In its note to the G20 meeting of ministers and central bank governors last week, the International Monetary Fund (IMF) highlighted a slowdown in the pace of the global economic recovery. Having revised its forecast for global economic growth this year downwards (4.4%) in January, the IMF cited indicators pointing to the continued weakening of the recovery.
The main downside risks suggested earlier have materialized, affecting the recovery prospects. Mismatches between demand and availability of supply in multiple sectors, bottlenecks in freight transport and increases in energy and food prices pushed inflation up.
In several economies this rise in prices extended to all categories of consumption. While supply-side shocks could be considered temporary and gradually reversible throughout the year, the perception became that the mismatches between supply and demand would also be reflecting excesses in aggregate demand.
This has already led monetary authorities to issue signs of shifting towards less accommodative policies. More gradually in the eurozone, while bets among analysts on the US Federal Reserve’s future decisions even include 6 or 7 increases in its base rates this year, perhaps including even the start of shrinkage of the asset portfolio on its balance sheet. (a “quantitative tightening” following the end of “quantitative easing”). A rise in March – 25 or 50 basis points – is already being taken for granted.

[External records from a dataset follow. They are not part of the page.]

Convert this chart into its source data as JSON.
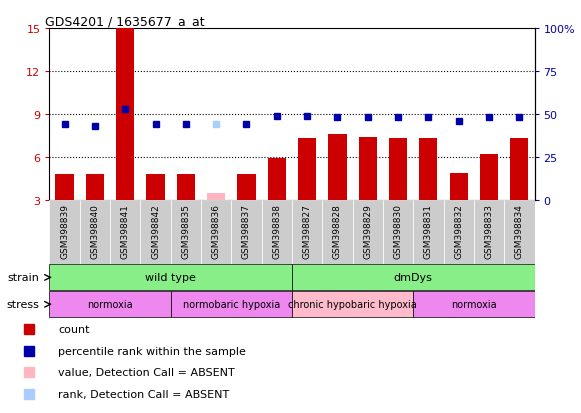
{
  "title": "GDS4201 / 1635677_a_at",
  "samples": [
    "GSM398839",
    "GSM398840",
    "GSM398841",
    "GSM398842",
    "GSM398835",
    "GSM398836",
    "GSM398837",
    "GSM398838",
    "GSM398827",
    "GSM398828",
    "GSM398829",
    "GSM398830",
    "GSM398831",
    "GSM398832",
    "GSM398833",
    "GSM398834"
  ],
  "bar_values": [
    4.8,
    4.8,
    15.0,
    4.8,
    4.8,
    3.5,
    4.8,
    5.9,
    7.3,
    7.6,
    7.4,
    7.3,
    7.3,
    4.9,
    6.2,
    7.3
  ],
  "bar_absent": [
    false,
    false,
    false,
    false,
    false,
    true,
    false,
    false,
    false,
    false,
    false,
    false,
    false,
    false,
    false,
    false
  ],
  "rank_values_pct": [
    44,
    43,
    53,
    44,
    44,
    44,
    44,
    49,
    49,
    48,
    48,
    48,
    48,
    46,
    48,
    48
  ],
  "rank_absent": [
    false,
    false,
    false,
    false,
    false,
    true,
    false,
    false,
    false,
    false,
    false,
    false,
    false,
    false,
    false,
    false
  ],
  "ylim_left": [
    3,
    15
  ],
  "ylim_right": [
    0,
    100
  ],
  "yticks_left": [
    3,
    6,
    9,
    12,
    15
  ],
  "yticks_right": [
    0,
    25,
    50,
    75,
    100
  ],
  "bar_color": "#CC0000",
  "bar_absent_color": "#FFB6C1",
  "rank_color": "#0000AA",
  "rank_absent_color": "#AACCFF",
  "strain_groups": [
    {
      "label": "wild type",
      "start": 0,
      "end": 8,
      "color": "#88EE88"
    },
    {
      "label": "dmDys",
      "start": 8,
      "end": 16,
      "color": "#88EE88"
    }
  ],
  "stress_groups": [
    {
      "label": "normoxia",
      "start": 0,
      "end": 4,
      "color": "#EE88EE"
    },
    {
      "label": "normobaric hypoxia",
      "start": 4,
      "end": 8,
      "color": "#EE88EE"
    },
    {
      "label": "chronic hypobaric hypoxia",
      "start": 8,
      "end": 12,
      "color": "#FFBBCC"
    },
    {
      "label": "normoxia",
      "start": 12,
      "end": 16,
      "color": "#EE88EE"
    }
  ],
  "left_axis_color": "#CC0000",
  "right_axis_color": "#0000AA"
}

In another paper released by the IMF last week, it is estimated that supply shocks accounted for half of the rise in European producer prices in 2021, with the rest linked to sharp increases in demand. In the United States, evidence of overheating demand led, since the end of last year, to the replacement of the narrative of “temporary” inflation —as it comes from reversible supply-side shocks— with another in which the point of discussion is the speed and intensity of tightening in financial conditions ahead.

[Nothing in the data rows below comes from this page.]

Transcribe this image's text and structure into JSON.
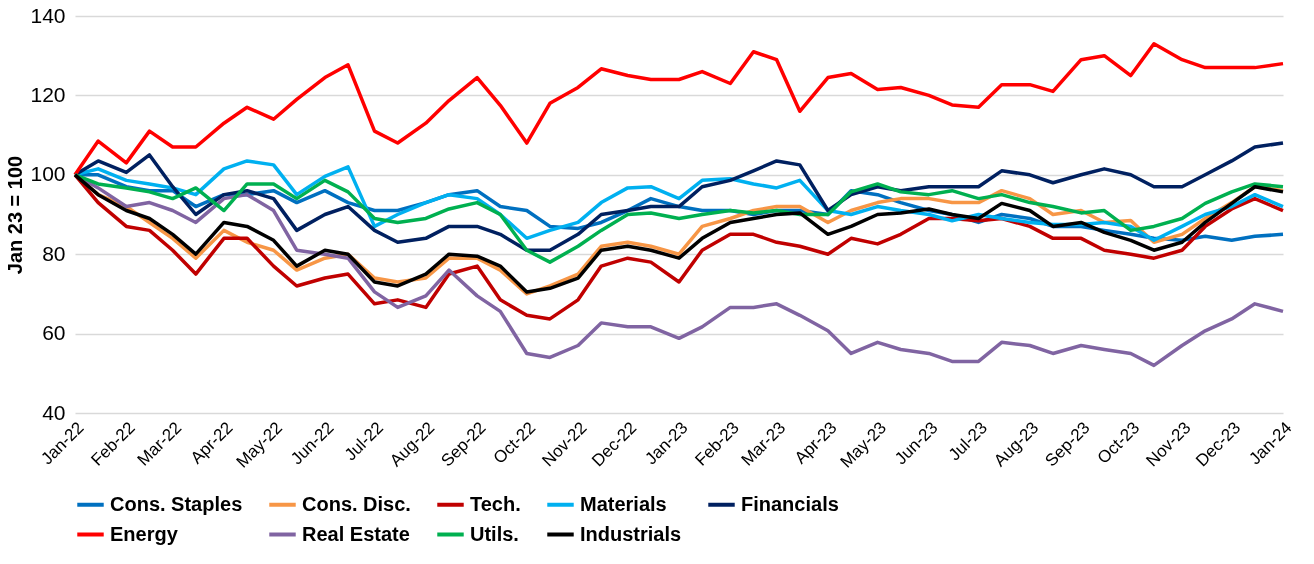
{
  "chart_data": {
    "type": "line",
    "ylabel": "Jan 23  = 100",
    "x": [
      "2022-01-01",
      "2022-01-15",
      "2022-02-01",
      "2022-02-15",
      "2022-03-01",
      "2022-03-15",
      "2022-04-01",
      "2022-04-15",
      "2022-05-01",
      "2022-05-15",
      "2022-06-01",
      "2022-06-15",
      "2022-07-01",
      "2022-07-15",
      "2022-08-01",
      "2022-08-15",
      "2022-09-01",
      "2022-09-15",
      "2022-10-01",
      "2022-10-15",
      "2022-11-01",
      "2022-11-15",
      "2022-12-01",
      "2022-12-15",
      "2023-01-01",
      "2023-01-15",
      "2023-02-01",
      "2023-02-15",
      "2023-03-01",
      "2023-03-15",
      "2023-04-01",
      "2023-04-15",
      "2023-05-01",
      "2023-05-15",
      "2023-06-01",
      "2023-06-15",
      "2023-07-01",
      "2023-07-15",
      "2023-08-01",
      "2023-08-15",
      "2023-09-01",
      "2023-09-15",
      "2023-10-01",
      "2023-10-15",
      "2023-11-01",
      "2023-11-15",
      "2023-12-01",
      "2023-12-15",
      "2024-01-01"
    ],
    "series": [
      {
        "name": "Cons. Staples",
        "color": "#0070c0",
        "values": [
          100,
          100,
          97,
          96,
          96,
          92,
          95,
          95,
          96,
          93,
          96,
          93,
          91,
          91,
          93,
          95,
          96,
          92,
          91,
          87,
          86.5,
          88,
          91,
          94,
          92,
          91,
          91,
          90,
          91,
          91,
          90,
          96,
          95,
          93,
          91,
          90,
          88,
          90,
          89,
          87,
          87,
          86,
          85,
          84,
          83.5,
          84.5,
          83.5,
          84.5,
          85
        ]
      },
      {
        "name": "Cons. Disc.",
        "color": "#f79646",
        "values": [
          100,
          95,
          92,
          88,
          84,
          79,
          86,
          83,
          81,
          76,
          79,
          80,
          74,
          73,
          74,
          79,
          79,
          76,
          70,
          72,
          75,
          82,
          83,
          82,
          80,
          87,
          89,
          91,
          92,
          92,
          88,
          91,
          93,
          94,
          94,
          93,
          93,
          96,
          94,
          90,
          91,
          88,
          88.5,
          83,
          85,
          89,
          93,
          97,
          96
        ]
      },
      {
        "name": "Tech.",
        "color": "#c00000",
        "values": [
          100,
          93,
          87,
          86,
          81,
          75,
          84,
          84,
          77,
          72,
          74,
          75,
          67.5,
          68.5,
          66.6,
          75,
          77,
          68.5,
          64.6,
          63.7,
          68.5,
          77,
          79,
          78,
          73,
          81,
          85,
          85,
          83,
          82,
          80,
          84,
          82.6,
          85,
          89,
          89,
          88.4,
          89,
          87,
          84,
          84,
          81,
          80,
          79,
          81,
          87,
          91.4,
          94,
          91
        ]
      },
      {
        "name": "Materials",
        "color": "#00b0f0",
        "values": [
          100,
          101.5,
          98.6,
          97.7,
          96.7,
          95,
          101.5,
          103.5,
          102.5,
          95,
          99.6,
          102,
          87,
          90,
          93,
          95,
          94,
          90,
          84,
          86,
          88,
          93,
          96.7,
          97,
          94,
          98.6,
          99,
          97.7,
          96.7,
          98.6,
          91,
          90,
          92,
          91,
          90,
          88.4,
          90,
          89,
          88,
          87.5,
          87.5,
          88,
          87,
          83.5,
          87,
          90,
          92,
          95,
          92
        ]
      },
      {
        "name": "Financials",
        "color": "#002060",
        "values": [
          100,
          103.5,
          100.6,
          105,
          97,
          90,
          95,
          96,
          94,
          86,
          90,
          92,
          86,
          83,
          84,
          87,
          87,
          85,
          81,
          81,
          85,
          90,
          91,
          92,
          92,
          97,
          98.6,
          101,
          103.5,
          102.5,
          91,
          95,
          97,
          96,
          97,
          97,
          97,
          101,
          100,
          98,
          100,
          101.5,
          100,
          97,
          97,
          100,
          103.5,
          107,
          108
        ]
      },
      {
        "name": "Energy",
        "color": "#ff0000",
        "values": [
          100,
          108.5,
          103,
          111,
          107,
          107,
          113,
          117,
          114,
          119,
          124.5,
          127.7,
          111,
          108,
          113,
          118.7,
          124.5,
          117.5,
          108,
          118,
          122,
          126.7,
          125,
          124,
          124,
          126,
          123,
          131,
          129,
          116,
          124.5,
          125.5,
          121.5,
          122,
          120,
          117.6,
          117,
          122.7,
          122.7,
          121,
          129,
          130,
          125,
          133,
          129,
          127,
          127,
          127,
          128
        ]
      },
      {
        "name": "Real Estate",
        "color": "#8064a2",
        "values": [
          100,
          96.7,
          92,
          93,
          91,
          88,
          94,
          95,
          91,
          81,
          80,
          79,
          70.5,
          66.6,
          69.5,
          76,
          69.5,
          65.6,
          55,
          54,
          57,
          62.7,
          61.7,
          61.7,
          58.8,
          61.7,
          66.6,
          66.6,
          67.5,
          64.6,
          60.7,
          55,
          57.8,
          56,
          55,
          53,
          53,
          57.8,
          57,
          55,
          57,
          56,
          55,
          52,
          57,
          60.7,
          63.7,
          67.5,
          65.6
        ]
      },
      {
        "name": "Utils.",
        "color": "#00b050",
        "values": [
          100,
          97.7,
          96.7,
          95.7,
          94,
          96.7,
          91,
          97.7,
          97.7,
          94,
          98.6,
          95.7,
          89,
          88,
          89,
          91.4,
          93,
          90,
          81,
          78,
          82,
          86,
          90,
          90.4,
          89,
          90,
          91,
          90.4,
          91,
          90,
          90,
          95.7,
          97.7,
          95.7,
          95,
          96,
          94,
          95,
          93,
          92,
          90.4,
          91,
          86,
          87,
          89,
          92.8,
          95.7,
          97.7,
          97
        ]
      },
      {
        "name": "Industrials",
        "color": "#000000",
        "values": [
          100,
          95,
          91,
          89,
          85,
          80,
          88,
          87,
          83.5,
          77,
          81,
          80,
          73,
          72,
          75,
          80,
          79.5,
          77,
          70.5,
          71.4,
          74,
          81,
          82,
          81,
          79,
          84,
          88,
          89,
          90,
          90.4,
          85,
          87,
          90,
          90.4,
          91.4,
          90,
          89,
          92.8,
          91,
          87,
          88,
          85.5,
          83.5,
          81,
          83,
          88,
          92.8,
          97,
          95.7
        ]
      }
    ],
    "xlim": [
      "2022-01-01",
      "2024-01-01"
    ],
    "xticks": [
      {
        "value": "2022-01-01",
        "label": "Jan-22"
      },
      {
        "value": "2022-02-01",
        "label": "Feb-22"
      },
      {
        "value": "2022-03-01",
        "label": "Mar-22"
      },
      {
        "value": "2022-04-01",
        "label": "Apr-22"
      },
      {
        "value": "2022-05-01",
        "label": "May-22"
      },
      {
        "value": "2022-06-01",
        "label": "Jun-22"
      },
      {
        "value": "2022-07-01",
        "label": "Jul-22"
      },
      {
        "value": "2022-08-01",
        "label": "Aug-22"
      },
      {
        "value": "2022-09-01",
        "label": "Sep-22"
      },
      {
        "value": "2022-10-01",
        "label": "Oct-22"
      },
      {
        "value": "2022-11-01",
        "label": "Nov-22"
      },
      {
        "value": "2022-12-01",
        "label": "Dec-22"
      },
      {
        "value": "2023-01-01",
        "label": "Jan-23"
      },
      {
        "value": "2023-02-01",
        "label": "Feb-23"
      },
      {
        "value": "2023-03-01",
        "label": "Mar-23"
      },
      {
        "value": "2023-04-01",
        "label": "Apr-23"
      },
      {
        "value": "2023-05-01",
        "label": "May-23"
      },
      {
        "value": "2023-06-01",
        "label": "Jun-23"
      },
      {
        "value": "2023-07-01",
        "label": "Jul-23"
      },
      {
        "value": "2023-08-01",
        "label": "Aug-23"
      },
      {
        "value": "2023-09-01",
        "label": "Sep-23"
      },
      {
        "value": "2023-10-01",
        "label": "Oct-23"
      },
      {
        "value": "2023-11-01",
        "label": "Nov-23"
      },
      {
        "value": "2023-12-01",
        "label": "Dec-23"
      },
      {
        "value": "2024-01-01",
        "label": "Jan-24"
      }
    ],
    "ylim": [
      40,
      140
    ],
    "yticks": [
      40,
      60,
      80,
      100,
      120,
      140
    ],
    "grid": "y",
    "legend": "bottom",
    "marker": "none",
    "line_style": "solid"
  }
}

Inflation has also risen in emerging and developing economies, although in most cases not because of excess demand. Its fiscal and monetary stimulus in response to the pandemic did not have the scale achieved in advanced countries, and the recovery of emerging and developing economies in 2021 lagged well behind that of advanced ones. Lower capital inflows and, in some cases, sovereign debt rating downgrades resulted in currency devaluation and domestic import price shocks. On the other hand, they shared with the advanced companies the impacts of the rupture of supply chains and the high prices of energy and food commodities. In a large part of the group, the increase in domestic interest rates has already started last year, as in Brazil.
The IMF note to the G20 also notes that fiscal support against the pandemic crisis is gradually being withdrawn. It even talks about prospects for a fiscal package in the United States that is smaller than previously envisioned.

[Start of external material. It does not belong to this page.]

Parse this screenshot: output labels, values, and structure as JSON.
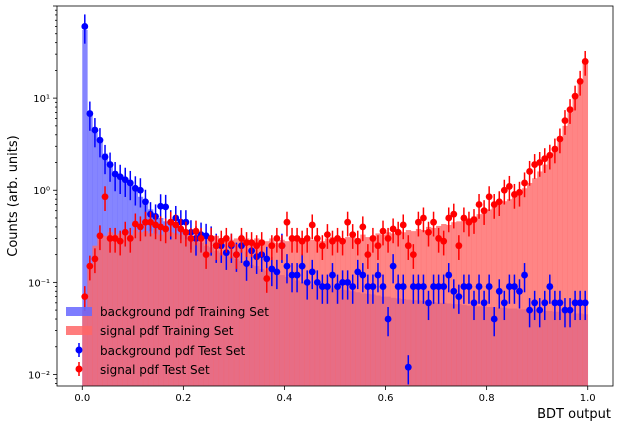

It certainly could not be expected that the exceptional pace of global growth last year, after the drop in 2020, could be replicated in 2022. However, the note notes that much of the responsibility for the downward revision of projections in January stemmed from slower growth estimates in the United States and China. In the case of this, they list the continuity of stress in the real estate market, the low dynamism in private consumption and the restrictive character of the “covid-zero” policy.
It is also worth noting the slower pace of recovery in emerging and developing countries and the increase in the distance between their per capita incomes and those of advanced countries, as part of the permanent losses in GDP with the pandemic. According to the World Bank’s “Global Economic Outlook” report in January, in 2023 only one of its regions – Europe and Central Asia – is expected to come close to the level of GDP that was projected before the pandemic. Latin America and the Caribbean, the Middle East and North Africa, as well as Sub-Saharan Africa, will all be at least 4% below what would be the corresponding level. The drama is expected to be even greater in South Asia, with 8% less.
Both the World Bank and the IMF highlight large disparities in vaccination rates between countries as a major factor in uneven recoveries. They also highlight the deeper and longer character of the scars left by the pandemic on the labor markets of non-advanced economies.
The challenge lies ahead for central banks to find their balance paths between tightening financial conditions and slowing growth, in order to avoid a subsequent recession. A complicating factor is the time lag between monetary policy decisions and their effects, while an easing of supply constraints in combination with a strong deceleration in demand can lead to very abrupt drops both in the pace of inflation and in the level of economic activity. Central banks will have to cross the river one stone at a time…
Despite some recent tightening, global financial conditions have remained accommodative, while vulnerabilities remain high. In the case of emerging and developing countries, high levels of public and private sector indebtedness increase vulnerabilities and expose them to the risk of some significant tightening of global financial conditions. But even in the advanced ones, it should not be taken for granted that asset prices and the corporate financial situation will emerge unscathed from more drastic adjustments in the face of the reorientation of monetary policies.